ちなみに、他にも「0xf1」を送ると画面切り替え、「0xf2」を送ると画面回転、「0xf3 」「0xf4」で積算値グループの切り替えやクリアができたりします。
プログラムでロギングしてみる
Rubyでログを記録するプログラムを書いてみました。
#!/usr/bin/ruby
require 'serialport'
require 'timeout'
require 'json'
Signal.trap(:PIPE) { exit }
sp = SerialPort.new('/dev/rfcomm0')
sleep 2
failure = 0
loop do
sp.write "\xf0"
begin
Timeout.timeout(2) do
s = sp.read(130)
if !s || s.length < 130
warn 'incomplete data'
failure += 1
next
end
data = s.unpack('n*')
# p data
T: Time.now,
V: data[1]/100.0,
A: data[2]/1000.0,
W: data[4]/1000.0,
C: data[5],
mAh: 256 * data[8] + data[9],
mWh: 256 * data[10] + data[11],
ohm: data[62]/10.0,
})
puts json
STDOUT.flush
failure = 0
end
rescue Timeout::Error
warn 'timeout'
failure += 1
end
if failure > 5
warn 'Too many failure. quit.'
exit 1
end
sleep 1
end
これを実行すると1秒ごとにJSON形式で計測値が出力されます。
{"T":"2018-04-14 23:01:48 +0900","V":5.17,"A":0.089,"W":0.46,"C":21,"mAh":6,"mWh":31,"ohm":58.0}
{"T":"2018-04-14 23:01:49 +0900","V":5.17,"A":0.089,"W":0.46,"C":21,"mAh":6,"mWh":31,"ohm":58.0}
{"T":"2018-04-14 23:01:50 +0900","V":5.17,"A":0.089,"W":0.46,"C":21,"mAh":6,"mWh":31,"ohm":58.0}
...
iPhone Xの充電状況を計測してみる
これを使ってiPhone Xの充電中の電流などを計測してみました。
なお、iPhoneのバッテリー残量は、MacにiPhoneを接続した状態で libimobiledevice を使って取得することができます。

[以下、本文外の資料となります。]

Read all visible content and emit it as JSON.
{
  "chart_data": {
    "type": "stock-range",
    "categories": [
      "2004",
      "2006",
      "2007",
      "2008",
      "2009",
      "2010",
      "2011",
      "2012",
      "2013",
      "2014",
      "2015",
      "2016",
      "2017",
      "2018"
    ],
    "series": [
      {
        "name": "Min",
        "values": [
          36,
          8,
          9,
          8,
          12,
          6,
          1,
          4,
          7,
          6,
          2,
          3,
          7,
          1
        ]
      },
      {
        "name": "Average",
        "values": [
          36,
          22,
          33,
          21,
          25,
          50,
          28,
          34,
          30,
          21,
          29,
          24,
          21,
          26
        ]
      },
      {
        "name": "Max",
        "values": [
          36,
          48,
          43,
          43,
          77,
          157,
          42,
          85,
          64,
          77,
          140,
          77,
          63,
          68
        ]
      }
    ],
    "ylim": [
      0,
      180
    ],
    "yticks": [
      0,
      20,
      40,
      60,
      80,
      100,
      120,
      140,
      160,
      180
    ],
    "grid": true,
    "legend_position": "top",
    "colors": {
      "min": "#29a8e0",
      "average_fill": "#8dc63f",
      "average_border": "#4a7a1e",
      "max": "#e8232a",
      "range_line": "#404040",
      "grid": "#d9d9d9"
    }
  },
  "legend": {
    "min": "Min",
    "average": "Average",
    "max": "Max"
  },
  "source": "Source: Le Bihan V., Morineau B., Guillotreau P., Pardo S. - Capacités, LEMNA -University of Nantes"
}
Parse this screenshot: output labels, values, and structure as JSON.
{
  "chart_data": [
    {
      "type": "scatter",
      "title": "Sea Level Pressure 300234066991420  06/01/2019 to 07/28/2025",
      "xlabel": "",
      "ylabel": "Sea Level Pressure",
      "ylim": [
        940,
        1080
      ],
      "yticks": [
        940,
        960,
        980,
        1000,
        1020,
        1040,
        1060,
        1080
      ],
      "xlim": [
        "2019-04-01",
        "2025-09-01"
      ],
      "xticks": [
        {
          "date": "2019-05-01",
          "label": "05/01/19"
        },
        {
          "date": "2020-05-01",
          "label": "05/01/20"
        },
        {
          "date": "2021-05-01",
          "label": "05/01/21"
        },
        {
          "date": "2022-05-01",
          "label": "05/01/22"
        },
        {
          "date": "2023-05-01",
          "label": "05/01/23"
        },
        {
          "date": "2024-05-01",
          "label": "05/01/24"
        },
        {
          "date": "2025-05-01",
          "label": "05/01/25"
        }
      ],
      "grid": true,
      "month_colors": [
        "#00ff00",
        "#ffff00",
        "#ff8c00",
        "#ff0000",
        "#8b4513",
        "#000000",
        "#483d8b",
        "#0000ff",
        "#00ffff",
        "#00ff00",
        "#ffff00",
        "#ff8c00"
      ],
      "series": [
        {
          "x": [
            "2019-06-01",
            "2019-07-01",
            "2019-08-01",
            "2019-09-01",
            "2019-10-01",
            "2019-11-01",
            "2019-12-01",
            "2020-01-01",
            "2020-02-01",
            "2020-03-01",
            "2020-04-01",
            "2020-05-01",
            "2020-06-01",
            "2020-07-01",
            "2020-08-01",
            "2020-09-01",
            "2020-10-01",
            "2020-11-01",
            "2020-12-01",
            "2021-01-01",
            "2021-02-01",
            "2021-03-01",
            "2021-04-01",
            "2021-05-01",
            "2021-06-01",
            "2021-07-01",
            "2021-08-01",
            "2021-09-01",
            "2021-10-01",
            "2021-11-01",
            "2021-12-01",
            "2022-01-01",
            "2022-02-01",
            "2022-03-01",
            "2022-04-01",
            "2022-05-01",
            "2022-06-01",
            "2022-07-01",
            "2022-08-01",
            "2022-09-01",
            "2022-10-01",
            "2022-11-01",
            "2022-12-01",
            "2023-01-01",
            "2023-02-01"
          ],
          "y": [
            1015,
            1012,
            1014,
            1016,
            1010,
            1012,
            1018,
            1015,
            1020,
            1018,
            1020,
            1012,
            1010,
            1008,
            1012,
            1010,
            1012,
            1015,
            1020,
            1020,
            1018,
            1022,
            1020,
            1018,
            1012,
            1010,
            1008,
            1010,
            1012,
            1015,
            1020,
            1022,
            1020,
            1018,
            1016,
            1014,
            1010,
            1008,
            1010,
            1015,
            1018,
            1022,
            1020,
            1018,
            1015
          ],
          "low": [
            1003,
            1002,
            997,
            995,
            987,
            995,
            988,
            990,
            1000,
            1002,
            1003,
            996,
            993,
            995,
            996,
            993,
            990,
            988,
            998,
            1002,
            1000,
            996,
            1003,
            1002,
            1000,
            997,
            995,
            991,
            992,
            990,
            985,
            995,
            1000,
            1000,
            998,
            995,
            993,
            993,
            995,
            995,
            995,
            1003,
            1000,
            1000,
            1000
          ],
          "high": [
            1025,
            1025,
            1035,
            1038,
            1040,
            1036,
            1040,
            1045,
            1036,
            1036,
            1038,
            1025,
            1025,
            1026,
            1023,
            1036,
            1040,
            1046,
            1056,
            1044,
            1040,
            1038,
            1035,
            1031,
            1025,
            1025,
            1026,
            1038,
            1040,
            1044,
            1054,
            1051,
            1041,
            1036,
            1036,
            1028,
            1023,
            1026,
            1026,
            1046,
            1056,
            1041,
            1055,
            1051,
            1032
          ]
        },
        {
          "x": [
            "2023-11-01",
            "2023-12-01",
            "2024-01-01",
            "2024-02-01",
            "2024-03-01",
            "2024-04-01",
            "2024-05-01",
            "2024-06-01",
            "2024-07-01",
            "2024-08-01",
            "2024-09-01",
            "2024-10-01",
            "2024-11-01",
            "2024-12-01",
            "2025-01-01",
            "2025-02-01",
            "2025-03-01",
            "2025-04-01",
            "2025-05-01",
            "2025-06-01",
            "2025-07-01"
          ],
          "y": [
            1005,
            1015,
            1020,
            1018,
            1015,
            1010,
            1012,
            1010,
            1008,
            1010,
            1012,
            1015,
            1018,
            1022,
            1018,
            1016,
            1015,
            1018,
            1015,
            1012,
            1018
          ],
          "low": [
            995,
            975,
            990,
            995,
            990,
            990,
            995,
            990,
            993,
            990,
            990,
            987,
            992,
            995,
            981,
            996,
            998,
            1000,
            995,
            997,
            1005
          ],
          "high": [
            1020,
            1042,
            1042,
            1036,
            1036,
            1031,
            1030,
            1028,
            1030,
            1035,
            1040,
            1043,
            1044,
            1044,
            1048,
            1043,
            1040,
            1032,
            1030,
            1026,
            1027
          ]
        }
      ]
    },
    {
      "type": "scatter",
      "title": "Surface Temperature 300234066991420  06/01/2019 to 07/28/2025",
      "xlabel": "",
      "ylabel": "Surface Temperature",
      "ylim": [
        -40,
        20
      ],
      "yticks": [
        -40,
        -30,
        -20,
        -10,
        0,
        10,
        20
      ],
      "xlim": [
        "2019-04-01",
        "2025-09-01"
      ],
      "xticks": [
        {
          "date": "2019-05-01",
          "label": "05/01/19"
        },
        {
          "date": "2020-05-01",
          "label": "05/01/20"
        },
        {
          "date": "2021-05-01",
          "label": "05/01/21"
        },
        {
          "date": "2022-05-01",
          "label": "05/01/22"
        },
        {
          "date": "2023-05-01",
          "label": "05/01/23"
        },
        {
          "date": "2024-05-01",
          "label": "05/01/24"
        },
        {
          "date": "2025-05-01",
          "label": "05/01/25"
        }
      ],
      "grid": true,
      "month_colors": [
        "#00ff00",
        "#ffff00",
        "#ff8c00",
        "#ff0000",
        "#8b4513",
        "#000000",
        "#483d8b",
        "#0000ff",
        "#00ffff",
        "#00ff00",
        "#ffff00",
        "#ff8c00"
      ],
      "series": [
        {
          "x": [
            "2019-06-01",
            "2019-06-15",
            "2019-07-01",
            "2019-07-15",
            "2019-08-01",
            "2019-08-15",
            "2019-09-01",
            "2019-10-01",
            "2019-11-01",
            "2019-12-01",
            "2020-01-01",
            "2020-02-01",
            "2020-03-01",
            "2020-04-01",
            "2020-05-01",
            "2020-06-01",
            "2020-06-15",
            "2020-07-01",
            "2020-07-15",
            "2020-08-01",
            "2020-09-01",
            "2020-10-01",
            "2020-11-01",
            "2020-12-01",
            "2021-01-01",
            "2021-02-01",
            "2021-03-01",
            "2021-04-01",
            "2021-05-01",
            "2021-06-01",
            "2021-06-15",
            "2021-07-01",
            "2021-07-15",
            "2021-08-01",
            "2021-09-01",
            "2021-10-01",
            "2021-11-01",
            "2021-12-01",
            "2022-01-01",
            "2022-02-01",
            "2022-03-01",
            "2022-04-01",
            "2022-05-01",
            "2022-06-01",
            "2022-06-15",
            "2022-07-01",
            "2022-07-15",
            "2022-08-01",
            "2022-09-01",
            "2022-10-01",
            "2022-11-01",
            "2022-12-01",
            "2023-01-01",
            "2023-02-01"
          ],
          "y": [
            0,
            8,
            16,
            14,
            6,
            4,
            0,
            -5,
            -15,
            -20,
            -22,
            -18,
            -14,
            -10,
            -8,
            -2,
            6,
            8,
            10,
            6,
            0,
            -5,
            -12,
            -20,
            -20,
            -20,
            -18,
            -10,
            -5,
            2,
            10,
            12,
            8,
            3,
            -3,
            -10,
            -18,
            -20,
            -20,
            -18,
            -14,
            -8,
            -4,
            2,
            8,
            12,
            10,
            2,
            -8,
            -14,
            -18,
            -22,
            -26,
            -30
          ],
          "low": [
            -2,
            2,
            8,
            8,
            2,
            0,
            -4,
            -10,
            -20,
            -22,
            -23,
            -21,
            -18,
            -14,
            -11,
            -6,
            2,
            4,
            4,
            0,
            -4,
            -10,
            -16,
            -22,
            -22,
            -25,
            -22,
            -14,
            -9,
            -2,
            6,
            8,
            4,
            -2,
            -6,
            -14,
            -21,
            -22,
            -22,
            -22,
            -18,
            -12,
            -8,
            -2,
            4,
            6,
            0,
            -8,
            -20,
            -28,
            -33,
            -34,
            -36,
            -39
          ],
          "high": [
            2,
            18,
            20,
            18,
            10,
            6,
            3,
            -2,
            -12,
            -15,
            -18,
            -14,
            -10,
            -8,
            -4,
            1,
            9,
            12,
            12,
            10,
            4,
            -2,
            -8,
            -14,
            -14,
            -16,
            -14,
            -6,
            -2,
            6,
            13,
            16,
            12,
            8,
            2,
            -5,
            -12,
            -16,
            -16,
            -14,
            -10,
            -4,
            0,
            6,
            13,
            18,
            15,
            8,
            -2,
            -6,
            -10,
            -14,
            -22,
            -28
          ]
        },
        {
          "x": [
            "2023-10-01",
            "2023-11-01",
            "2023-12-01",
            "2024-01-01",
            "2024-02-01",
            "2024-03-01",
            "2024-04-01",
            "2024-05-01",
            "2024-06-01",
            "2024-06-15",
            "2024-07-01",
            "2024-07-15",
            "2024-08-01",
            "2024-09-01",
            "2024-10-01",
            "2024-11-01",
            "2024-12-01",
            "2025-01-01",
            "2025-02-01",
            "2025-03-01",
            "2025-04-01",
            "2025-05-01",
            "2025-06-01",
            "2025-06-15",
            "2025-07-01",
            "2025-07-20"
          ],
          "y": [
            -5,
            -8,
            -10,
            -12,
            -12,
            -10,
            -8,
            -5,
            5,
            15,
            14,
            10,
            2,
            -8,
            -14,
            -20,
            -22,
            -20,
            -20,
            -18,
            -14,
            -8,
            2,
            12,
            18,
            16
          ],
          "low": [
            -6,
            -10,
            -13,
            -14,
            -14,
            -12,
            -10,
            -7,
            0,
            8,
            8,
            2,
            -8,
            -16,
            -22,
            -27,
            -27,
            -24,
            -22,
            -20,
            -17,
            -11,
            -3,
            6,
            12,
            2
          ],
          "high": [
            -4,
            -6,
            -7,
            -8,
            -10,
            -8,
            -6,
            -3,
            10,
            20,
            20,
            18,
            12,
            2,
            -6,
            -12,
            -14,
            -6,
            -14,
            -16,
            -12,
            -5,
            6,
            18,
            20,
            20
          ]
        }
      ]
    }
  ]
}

$ brew install libimobiledevice # インストール
$ idevice_id -l
XXXXXXXXXXXXXXXXXXXXXXXXXXXXXXX # <- IDを確認
$ ideviceinfo -u XXXXXXXXXXXXXXXXXXXXXXXXXXXXXXX -q com.apple.mobile.battery
BatteryCurrentCapacity: 96 # <- バッテリー残量
BatteryIsCharging: false
ExternalChargeCapable: false
ExternalConnected: false
FullyCharged: false
GasGaugeCapability: true
HasBattery: true
これを定期的に記録して、UM24Cで測った計測値と合わせてグラフ化してみました。
以下が残り5%の状態から100%までの、2時間半の充電中の状況です。
ちょっと単位が入り混じってしまっていますが、92-93%くらいまで充電されたところで充電電流がカクッと減る様子などがみて取れます。
なお、電流積算値はiPhoneアプリ 「Battery Care」を使って取得した最大容量 2700mAhと結構ぴったり一致しました。(iPhone Xの最大容量は2800mAhですが、使っているうちに僅かに劣化したようです。) とはいえ充電中も電源はONなので、iPhoneの消費と誤差がたまたま相殺したのでしょうかね。